Nous sommes très présents en France, y compris d’un point de vue ingénierie, car nous avons, au fil des années, racheté plusieurs entreprises importantes et les équipes de développement sont toujours ici. Ainsi, Fotolia est devenu Adobe Stock. Néolane a donné naissance à Adobe Campaign. Et, plus récemment, nous avons racheté une pépite auvergnate, Allegorithmic, qui nous a permis de créer Substance 3D. La technologie d’Allegorithmic permet de créer par algorithmes (et non par plaquage de photographies) des textures 3D photoréalistes. Cette technologie est non seulement incontournable dans les jeux vidéos ou les films mais aussi très utile combinée à l’intelligence artificielle générative (IAG).

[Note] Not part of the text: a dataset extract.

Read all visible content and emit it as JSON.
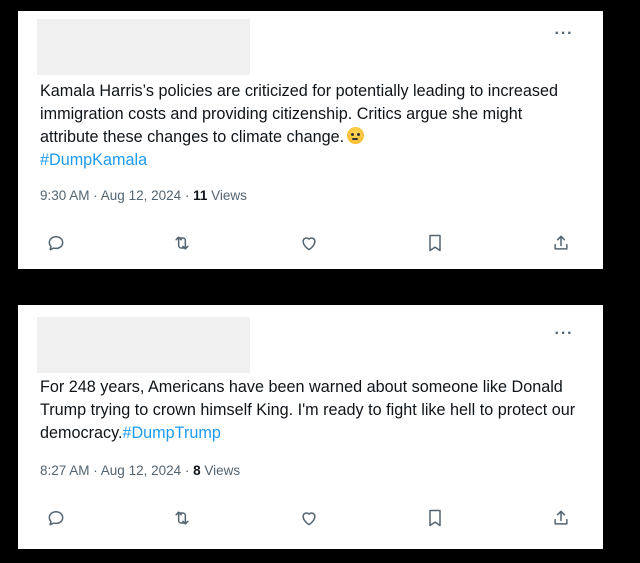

Justement, Adobe utilise l’IA depuis longtemps…
Effectivement, même si nous parlions plus d’algorithmes que d’intelligence artificielle, elle nous permet déjà d’utiliser, pour le marketing, la data en temps réel, par exemple pour du suivi comportemental, pour faciliter la segmentation et la personnalisation des messages.
Pour ce dernier point, l’intelligence artificielle générative (IAG) amène fond et forme à l’humain.
Qu’apporte l’IA et l’IAG dans votre contexte ?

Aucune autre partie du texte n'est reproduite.